= Great deltoidal icositetrahedron =

Polyhedron with 24 faces

In geometry, the great deltoidal icositetrahedron (or great sagittal disdodecahedron) is the dual of the nonconvex great rhombicuboctahedron. Its faces are darts. Part of each dart lies inside the solid, hence is invisible in solid models.

One of its halves can be rotated by 45 degrees to form the pseudo great deltoidal icositetrahedron, analogous to the pseudo-deltoidal icositetrahedron.

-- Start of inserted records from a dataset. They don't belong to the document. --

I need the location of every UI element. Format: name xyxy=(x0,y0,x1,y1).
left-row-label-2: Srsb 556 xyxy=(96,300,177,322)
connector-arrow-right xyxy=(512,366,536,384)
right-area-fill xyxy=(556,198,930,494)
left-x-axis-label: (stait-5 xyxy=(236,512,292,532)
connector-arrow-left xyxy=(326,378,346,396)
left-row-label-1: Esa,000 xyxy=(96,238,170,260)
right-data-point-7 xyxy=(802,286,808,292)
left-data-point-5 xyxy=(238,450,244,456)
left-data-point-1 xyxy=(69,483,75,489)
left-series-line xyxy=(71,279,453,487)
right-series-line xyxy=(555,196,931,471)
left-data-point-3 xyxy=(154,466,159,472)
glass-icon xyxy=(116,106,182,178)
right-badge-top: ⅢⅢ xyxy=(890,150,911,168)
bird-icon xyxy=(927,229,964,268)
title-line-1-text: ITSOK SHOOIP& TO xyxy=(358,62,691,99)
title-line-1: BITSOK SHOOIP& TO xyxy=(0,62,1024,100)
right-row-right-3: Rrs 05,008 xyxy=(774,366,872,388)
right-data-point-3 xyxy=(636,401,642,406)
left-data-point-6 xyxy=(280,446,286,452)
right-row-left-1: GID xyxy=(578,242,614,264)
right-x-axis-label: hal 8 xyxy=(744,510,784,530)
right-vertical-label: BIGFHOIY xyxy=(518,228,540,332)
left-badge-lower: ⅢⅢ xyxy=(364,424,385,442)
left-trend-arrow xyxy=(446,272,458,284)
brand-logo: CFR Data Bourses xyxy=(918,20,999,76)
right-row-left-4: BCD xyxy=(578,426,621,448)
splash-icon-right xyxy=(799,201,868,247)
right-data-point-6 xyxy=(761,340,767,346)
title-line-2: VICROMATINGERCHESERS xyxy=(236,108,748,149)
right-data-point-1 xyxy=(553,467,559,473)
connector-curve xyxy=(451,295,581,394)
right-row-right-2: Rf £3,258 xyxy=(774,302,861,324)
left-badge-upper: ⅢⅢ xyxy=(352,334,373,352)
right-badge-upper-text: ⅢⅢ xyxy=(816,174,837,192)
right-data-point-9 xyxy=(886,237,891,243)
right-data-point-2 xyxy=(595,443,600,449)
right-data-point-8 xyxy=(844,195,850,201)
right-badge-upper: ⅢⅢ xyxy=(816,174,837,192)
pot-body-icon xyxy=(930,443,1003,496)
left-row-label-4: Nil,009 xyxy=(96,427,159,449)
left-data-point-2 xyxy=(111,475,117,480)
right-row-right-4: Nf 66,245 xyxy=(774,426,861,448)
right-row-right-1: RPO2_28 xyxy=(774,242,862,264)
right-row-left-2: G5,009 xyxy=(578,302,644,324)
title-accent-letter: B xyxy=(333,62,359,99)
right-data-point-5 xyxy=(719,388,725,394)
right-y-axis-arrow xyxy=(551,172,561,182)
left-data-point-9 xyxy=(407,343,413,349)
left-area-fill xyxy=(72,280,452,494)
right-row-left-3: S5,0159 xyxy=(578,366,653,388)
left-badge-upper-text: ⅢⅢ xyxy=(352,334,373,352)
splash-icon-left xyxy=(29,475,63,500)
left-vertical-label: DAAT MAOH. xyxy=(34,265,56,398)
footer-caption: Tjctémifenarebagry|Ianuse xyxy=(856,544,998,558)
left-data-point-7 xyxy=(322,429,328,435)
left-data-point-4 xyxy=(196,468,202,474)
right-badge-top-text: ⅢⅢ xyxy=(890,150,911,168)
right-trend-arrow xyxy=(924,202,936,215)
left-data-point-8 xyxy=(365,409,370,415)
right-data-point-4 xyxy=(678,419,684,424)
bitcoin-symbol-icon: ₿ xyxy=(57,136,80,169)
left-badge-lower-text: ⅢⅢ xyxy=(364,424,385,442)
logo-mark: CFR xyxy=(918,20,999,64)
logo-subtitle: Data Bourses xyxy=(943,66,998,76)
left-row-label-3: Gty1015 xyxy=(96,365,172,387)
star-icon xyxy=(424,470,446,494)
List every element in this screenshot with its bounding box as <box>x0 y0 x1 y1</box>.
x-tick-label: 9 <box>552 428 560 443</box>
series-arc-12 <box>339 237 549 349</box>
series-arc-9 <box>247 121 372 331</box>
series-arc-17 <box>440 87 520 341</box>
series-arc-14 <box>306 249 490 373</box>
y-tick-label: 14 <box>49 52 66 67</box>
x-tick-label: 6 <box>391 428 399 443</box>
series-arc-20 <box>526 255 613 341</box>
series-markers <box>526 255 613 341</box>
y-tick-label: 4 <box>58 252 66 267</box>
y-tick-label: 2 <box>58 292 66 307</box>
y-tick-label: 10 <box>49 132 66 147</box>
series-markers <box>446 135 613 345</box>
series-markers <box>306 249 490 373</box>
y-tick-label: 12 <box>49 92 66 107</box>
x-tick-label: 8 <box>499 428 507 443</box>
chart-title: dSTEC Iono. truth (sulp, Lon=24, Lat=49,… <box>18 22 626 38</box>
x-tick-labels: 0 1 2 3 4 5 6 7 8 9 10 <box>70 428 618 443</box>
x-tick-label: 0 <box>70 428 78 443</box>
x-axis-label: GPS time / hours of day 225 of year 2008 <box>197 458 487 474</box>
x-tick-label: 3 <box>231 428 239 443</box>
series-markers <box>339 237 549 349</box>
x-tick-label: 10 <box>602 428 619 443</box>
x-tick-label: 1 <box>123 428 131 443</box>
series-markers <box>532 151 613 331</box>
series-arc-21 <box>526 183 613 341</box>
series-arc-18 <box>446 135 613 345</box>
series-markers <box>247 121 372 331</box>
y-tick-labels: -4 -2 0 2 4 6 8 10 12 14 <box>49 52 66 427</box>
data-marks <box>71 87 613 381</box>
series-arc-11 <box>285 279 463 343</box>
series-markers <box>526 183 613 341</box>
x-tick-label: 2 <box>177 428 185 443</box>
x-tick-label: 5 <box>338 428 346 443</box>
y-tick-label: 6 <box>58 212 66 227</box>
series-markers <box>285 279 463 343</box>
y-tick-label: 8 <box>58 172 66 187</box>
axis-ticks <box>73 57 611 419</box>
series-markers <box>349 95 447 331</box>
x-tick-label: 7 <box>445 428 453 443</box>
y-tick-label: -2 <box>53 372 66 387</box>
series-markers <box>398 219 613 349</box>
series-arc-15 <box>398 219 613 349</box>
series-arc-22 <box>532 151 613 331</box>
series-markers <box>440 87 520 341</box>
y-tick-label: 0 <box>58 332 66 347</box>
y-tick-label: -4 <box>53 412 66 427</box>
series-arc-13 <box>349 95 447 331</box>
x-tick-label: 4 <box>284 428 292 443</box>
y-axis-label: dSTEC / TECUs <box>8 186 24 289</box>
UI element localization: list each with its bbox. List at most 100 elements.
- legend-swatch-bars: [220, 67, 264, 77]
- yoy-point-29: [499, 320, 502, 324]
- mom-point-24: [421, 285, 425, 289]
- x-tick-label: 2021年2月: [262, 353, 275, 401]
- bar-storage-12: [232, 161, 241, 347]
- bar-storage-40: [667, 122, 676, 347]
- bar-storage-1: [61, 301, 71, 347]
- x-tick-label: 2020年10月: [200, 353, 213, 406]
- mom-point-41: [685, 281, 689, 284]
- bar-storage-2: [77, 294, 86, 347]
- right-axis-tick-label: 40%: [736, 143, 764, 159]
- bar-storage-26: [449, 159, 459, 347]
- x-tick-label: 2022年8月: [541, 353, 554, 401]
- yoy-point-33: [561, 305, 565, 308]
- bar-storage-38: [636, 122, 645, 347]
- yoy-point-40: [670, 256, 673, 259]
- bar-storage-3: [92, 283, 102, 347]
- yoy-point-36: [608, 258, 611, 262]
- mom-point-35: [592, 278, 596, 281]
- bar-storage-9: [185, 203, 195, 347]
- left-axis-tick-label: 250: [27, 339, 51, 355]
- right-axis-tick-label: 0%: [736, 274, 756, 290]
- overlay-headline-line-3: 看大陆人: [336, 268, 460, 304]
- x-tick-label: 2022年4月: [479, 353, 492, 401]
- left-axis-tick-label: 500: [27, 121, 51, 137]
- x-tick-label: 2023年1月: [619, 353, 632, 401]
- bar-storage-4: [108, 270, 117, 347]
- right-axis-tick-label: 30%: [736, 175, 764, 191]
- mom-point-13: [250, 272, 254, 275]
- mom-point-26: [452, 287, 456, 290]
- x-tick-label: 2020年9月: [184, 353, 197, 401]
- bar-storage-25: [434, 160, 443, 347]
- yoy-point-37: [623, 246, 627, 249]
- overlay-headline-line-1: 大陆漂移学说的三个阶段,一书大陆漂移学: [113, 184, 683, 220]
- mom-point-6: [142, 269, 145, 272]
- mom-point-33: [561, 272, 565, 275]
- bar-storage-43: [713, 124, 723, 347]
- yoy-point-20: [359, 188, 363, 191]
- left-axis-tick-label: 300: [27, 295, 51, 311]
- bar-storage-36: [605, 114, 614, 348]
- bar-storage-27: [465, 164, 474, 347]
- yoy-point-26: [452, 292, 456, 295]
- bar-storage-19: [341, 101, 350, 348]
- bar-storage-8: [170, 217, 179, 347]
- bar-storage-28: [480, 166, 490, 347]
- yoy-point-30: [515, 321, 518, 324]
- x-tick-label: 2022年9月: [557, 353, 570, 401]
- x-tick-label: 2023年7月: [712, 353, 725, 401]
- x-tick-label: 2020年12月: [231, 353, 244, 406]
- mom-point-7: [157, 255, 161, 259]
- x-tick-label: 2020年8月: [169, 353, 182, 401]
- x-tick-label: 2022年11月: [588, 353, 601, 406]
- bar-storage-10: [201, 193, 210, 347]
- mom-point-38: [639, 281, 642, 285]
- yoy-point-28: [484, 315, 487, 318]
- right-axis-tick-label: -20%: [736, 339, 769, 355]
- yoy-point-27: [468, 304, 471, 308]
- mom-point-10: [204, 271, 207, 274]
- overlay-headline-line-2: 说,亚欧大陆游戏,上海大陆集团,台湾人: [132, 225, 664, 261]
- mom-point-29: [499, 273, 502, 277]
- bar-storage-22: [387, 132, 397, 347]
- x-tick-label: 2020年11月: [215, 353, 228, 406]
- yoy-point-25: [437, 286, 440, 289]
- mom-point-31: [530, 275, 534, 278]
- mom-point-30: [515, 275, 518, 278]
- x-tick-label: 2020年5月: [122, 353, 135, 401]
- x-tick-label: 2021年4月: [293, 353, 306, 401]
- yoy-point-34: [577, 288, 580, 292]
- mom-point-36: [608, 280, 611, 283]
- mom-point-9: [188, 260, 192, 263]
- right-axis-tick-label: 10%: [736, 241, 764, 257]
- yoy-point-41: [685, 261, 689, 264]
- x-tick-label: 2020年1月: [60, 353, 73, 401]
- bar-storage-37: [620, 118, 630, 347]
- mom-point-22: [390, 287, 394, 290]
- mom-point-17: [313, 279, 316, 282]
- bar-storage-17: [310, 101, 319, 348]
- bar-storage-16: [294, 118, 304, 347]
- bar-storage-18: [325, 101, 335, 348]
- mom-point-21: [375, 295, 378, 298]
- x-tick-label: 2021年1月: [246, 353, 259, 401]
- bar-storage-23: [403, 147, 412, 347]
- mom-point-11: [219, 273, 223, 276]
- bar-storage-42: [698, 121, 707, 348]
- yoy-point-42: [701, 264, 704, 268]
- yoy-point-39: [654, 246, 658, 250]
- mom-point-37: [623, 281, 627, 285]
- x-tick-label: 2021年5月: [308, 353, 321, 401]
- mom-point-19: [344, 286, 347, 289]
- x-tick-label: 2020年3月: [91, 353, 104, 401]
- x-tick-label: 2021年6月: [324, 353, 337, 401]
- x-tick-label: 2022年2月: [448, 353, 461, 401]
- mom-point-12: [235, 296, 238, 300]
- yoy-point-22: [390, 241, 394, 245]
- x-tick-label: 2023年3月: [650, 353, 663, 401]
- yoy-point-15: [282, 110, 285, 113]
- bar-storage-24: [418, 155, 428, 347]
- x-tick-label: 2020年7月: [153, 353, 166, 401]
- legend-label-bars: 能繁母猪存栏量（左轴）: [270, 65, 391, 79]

Great deltoidal icositetrahedron
| Type | Star polyhedron |
| Face |  |
| Elements | F = 24, E = 48 V = 26 (χ = 2) |
| Symmetry group | O_{h}, [4,3], *432 |
| Index references | DU_{17} |
| dual polyhedron | Nonconvex great rhombicuboctahedron |

== Proportions ==
Faces have three angles of $\arccos(\frac{1}{2}+\frac{1}{4}\sqrt{2})\approx 31.399\,714\,809\,92^{\circ}$ and one of $360^{\circ}-\arccos(-\frac{1}{4}+\frac{1}{8}\sqrt{2})\approx 265.800\,855\,570\,24^{\circ}$. Its dihedral angles equal $\arccos({\frac{-7+4\sqrt{2}}{17}})\approx 94.531\,580\,798\,20^{\circ}$. The ratio between the lengths of the long edges and the short ones equals $2+\frac{1}{2}\sqrt{2}\approx 2.707\,106\,781\,19$.